In the stressful environment of acute health care, there is risk for gaps in situational awareness related to human factors, cognitive overload, interruptions, and distractions. However, the nursing process can help us maintain vigilance in our focus on patient safety and optimal care outcomes (Ead, 2015). We are seeing the use of technology in facilitating early identification and communication of clinical complications. Electronic documentation tools can allow input of the patient assessment to provide a calculated score, which triggers the appropriate action based on the severity of the score. For example, if the nurse inputs a low pulse, blood pressure, and level of consciousness, the calculated score indicates that communication with the physician and/or medical emergency team is warranted. These early warning systems align with the nursing process and support excellent patient care.

Nursing staff collaborate with many health care disciplines and act as gatekeepers for the patient’s well-being. As the length of patient stay in hospital continues to shorten while our patient population ages and becomes more complex, it is vital that nurses maintain the basic principles taught in college and university. While the literature does not offer clear guidance with respect to the optimal frequency of monitoring post-operative vital signs, the nursing process provides direction to continually assess, plan, implement, and reassess the patient’s status.

Take a moment to consider the challenges you face in patient care, and how resources such as policies, procedures, and clinical order sets are part of your nursing tool belt. If you identify a gap in one of these resources, use the nursing process to advocate for a review to ensure that care protocols are up to date in your clinical setting. It has been identified that nurses largely drive practices and policies in patient care (Zeitz & McCutheon, 2002).
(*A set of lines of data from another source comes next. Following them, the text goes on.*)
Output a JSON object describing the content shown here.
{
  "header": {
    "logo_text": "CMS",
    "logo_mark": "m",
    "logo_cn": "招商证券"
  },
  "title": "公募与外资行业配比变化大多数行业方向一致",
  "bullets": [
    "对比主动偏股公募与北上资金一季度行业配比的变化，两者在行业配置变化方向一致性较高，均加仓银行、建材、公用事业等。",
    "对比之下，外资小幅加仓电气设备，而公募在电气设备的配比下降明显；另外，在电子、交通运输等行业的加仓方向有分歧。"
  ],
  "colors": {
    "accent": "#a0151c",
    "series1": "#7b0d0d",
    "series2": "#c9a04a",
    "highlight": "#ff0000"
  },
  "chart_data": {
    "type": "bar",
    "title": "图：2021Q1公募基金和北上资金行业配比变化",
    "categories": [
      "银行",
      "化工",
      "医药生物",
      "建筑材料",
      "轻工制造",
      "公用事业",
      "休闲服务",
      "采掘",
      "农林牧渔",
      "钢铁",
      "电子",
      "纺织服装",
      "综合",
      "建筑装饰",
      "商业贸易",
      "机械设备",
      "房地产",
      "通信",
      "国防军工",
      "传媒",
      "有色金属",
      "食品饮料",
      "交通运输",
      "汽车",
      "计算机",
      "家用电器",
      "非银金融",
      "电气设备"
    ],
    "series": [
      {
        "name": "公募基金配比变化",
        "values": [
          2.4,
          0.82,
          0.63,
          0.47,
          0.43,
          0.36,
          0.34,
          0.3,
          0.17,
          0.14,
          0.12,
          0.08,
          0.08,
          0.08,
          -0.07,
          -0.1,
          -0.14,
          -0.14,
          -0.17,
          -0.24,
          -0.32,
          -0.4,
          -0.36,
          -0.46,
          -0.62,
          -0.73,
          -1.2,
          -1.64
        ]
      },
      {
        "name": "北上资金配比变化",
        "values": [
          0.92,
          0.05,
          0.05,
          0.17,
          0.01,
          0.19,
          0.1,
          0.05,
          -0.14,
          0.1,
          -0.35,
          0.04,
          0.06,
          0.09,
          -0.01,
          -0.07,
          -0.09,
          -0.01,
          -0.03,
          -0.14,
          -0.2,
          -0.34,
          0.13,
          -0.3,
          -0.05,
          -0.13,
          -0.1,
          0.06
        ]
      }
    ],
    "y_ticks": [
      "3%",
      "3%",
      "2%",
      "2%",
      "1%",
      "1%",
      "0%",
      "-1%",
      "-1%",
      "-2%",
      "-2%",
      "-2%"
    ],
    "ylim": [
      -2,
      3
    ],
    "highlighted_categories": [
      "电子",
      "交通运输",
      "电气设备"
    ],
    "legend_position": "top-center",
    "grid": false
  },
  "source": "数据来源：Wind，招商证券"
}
Nurses must continue to influence and set high standards of care to ensure that our complex surgical patient population receives the best care possible.

List 1 - An outline of the steps in the nursing process

  • Assessment
    • Temperature
    • Pulse
    • Respiratory rate and effort
    • O2 saturation
    • Blood pressure
    • Level of consciousness
    • Urinary output
    • Sensation & motor control (e.g., Bromage score)
    • Pain score
    • Appearance of skin (e.g., evidence of hypoxemia, fluid retention, pressure injury, etc.)
  • Diagnosis
    • Diagnosis is based on the assessment
  • Planning
    • Plan of care developed
  • Intervention
    • Application of relevant policy and procedures, e.g., alert medical emergency team according to assessment scoring criteria, to intervene as appropriate
  • Evaluation
    • Reassessment of initial data in step 1; how have the interventions addressed the nursing diagnosis?

References

Academy of Medical-Surgical Nurses (ASMN). (2019). Question: What are the standards and frequency recommendations for taking “routine” and “post-operative” vital signs?.
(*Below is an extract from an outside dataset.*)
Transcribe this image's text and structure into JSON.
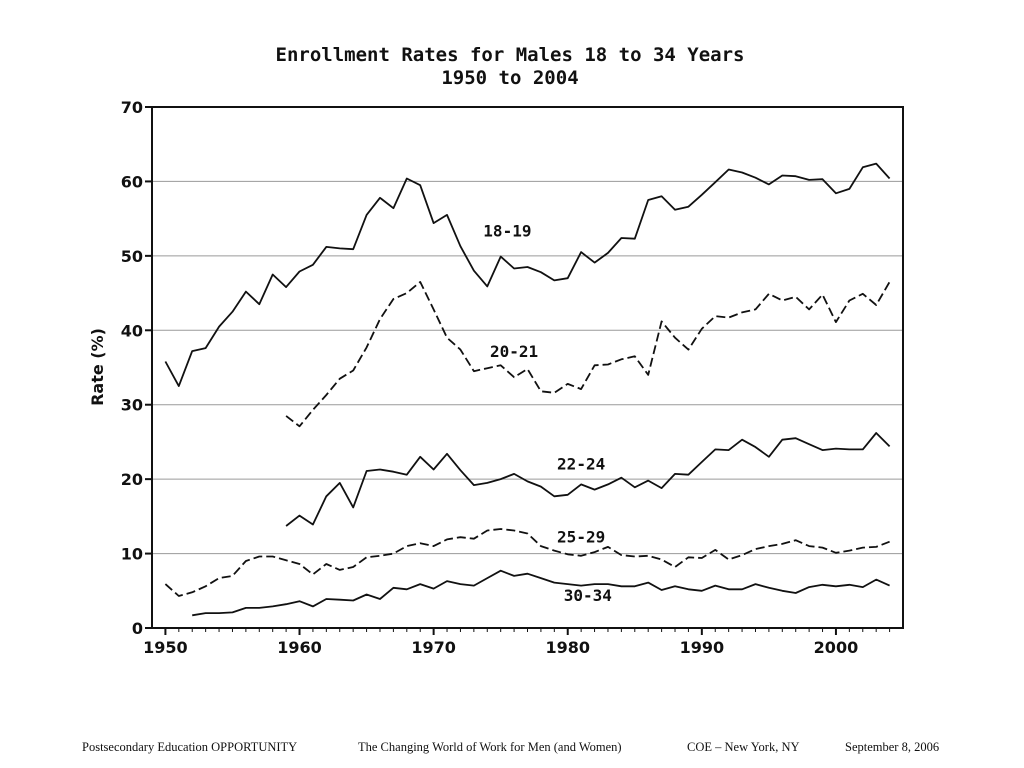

Ead, H. (2015). Change fatigue in healthcare professionals: An issue of workload or human factors engineering? Journal of Perianesthesia Nursing, 30, 504–515.

Morris, K. (2006). Using the decision-making process. Ohio Nurses Review, 6, 22–23.
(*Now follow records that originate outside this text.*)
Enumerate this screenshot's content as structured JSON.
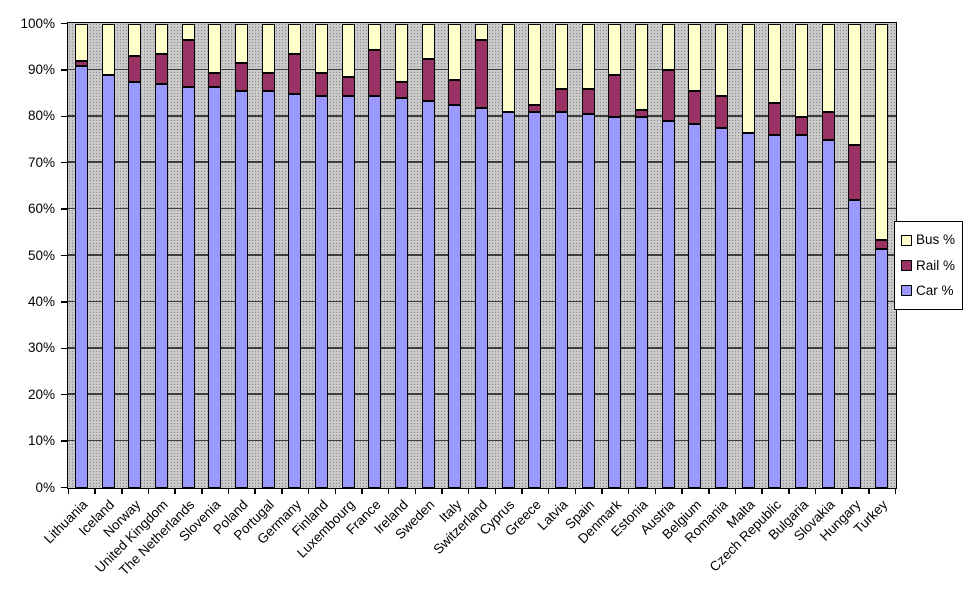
{
  "chart_data": {
    "type": "bar",
    "stacking": "percent",
    "title": "",
    "xlabel": "",
    "ylabel": "",
    "categories": [
      "Lithuania",
      "Iceland",
      "Norway",
      "United Kingdom",
      "The Netherlands",
      "Slovenia",
      "Poland",
      "Portugal",
      "Germany",
      "Finland",
      "Luxembourg",
      "France",
      "Ireland",
      "Sweden",
      "Italy",
      "Switzerland",
      "Cyprus",
      "Greece",
      "Latvia",
      "Spain",
      "Denmark",
      "Estonia",
      "Austria",
      "Belgium",
      "Romania",
      "Malta",
      "Czech Republic",
      "Bulgaria",
      "Slovakia",
      "Hungary",
      "Turkey"
    ],
    "series": [
      {
        "key": "car",
        "name": "Car %",
        "color": "#9999FF",
        "values": [
          91,
          89,
          87.5,
          87,
          86.5,
          86.5,
          85.5,
          85.5,
          85,
          84.5,
          84.5,
          84.5,
          84,
          83.5,
          82.5,
          82,
          81,
          81,
          81,
          80.5,
          80,
          80,
          79,
          78.5,
          77.5,
          76.5,
          76,
          76,
          75,
          62,
          51.5
        ]
      },
      {
        "key": "rail",
        "name": "Rail %",
        "color": "#993366",
        "values": [
          1,
          0,
          5.5,
          6.5,
          10,
          3,
          6,
          4,
          8.5,
          5,
          4,
          10,
          3.5,
          9,
          5.5,
          14.5,
          0,
          1.5,
          5,
          5.5,
          9,
          1.5,
          11,
          7,
          7,
          0,
          7,
          4,
          6,
          12,
          2
        ]
      },
      {
        "key": "bus",
        "name": "Bus %",
        "color": "#FFFFCC",
        "values": [
          8,
          11,
          7,
          6.5,
          3.5,
          10.5,
          8.5,
          10.5,
          6.5,
          10.5,
          11.5,
          5.5,
          12.5,
          7.5,
          12,
          3.5,
          19,
          17.5,
          14,
          14,
          11,
          18.5,
          10,
          14.5,
          15.5,
          23.5,
          17,
          20,
          19,
          26,
          46.5
        ]
      }
    ],
    "legend": {
      "position": "right",
      "entries": [
        "Bus %",
        "Rail %",
        "Car %"
      ]
    },
    "y_axis": {
      "min": 0,
      "max": 100,
      "step": 10,
      "grid": true,
      "ticks": [
        "100%",
        "90%",
        "80%",
        "70%",
        "60%",
        "50%",
        "40%",
        "30%",
        "20%",
        "10%",
        "0%"
      ]
    },
    "plot_style": {
      "background": "#C9C9C9",
      "dot_color": "#8D8D8D",
      "gridline_color": "#3D3D3D",
      "bar_outline": "#000000"
    }
  }
}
Watkins, T., Whisman, L., & Booker, P. (2015). Nursing assessment of continuous vital sign surveillance to improve patient safety on the medical/surgical unit. Journal of Clinical Nursing, 25, 278–281.

Zeitz, K. (2003). Nursing observations during the first 24 hours after a surgical procedure: What do we do? Journal of Clinical Nursing, 14, 334–343.

Zeitz, K., & McCutheon, H. (2002). Policies that drive nursing practice of postoperative observations. International Journal of Nursing Studies, 39, 831–839.

Heather Ead, RN, MHS is a Clinical Educator at Trillium Health Partners in Mississauga, Ontario.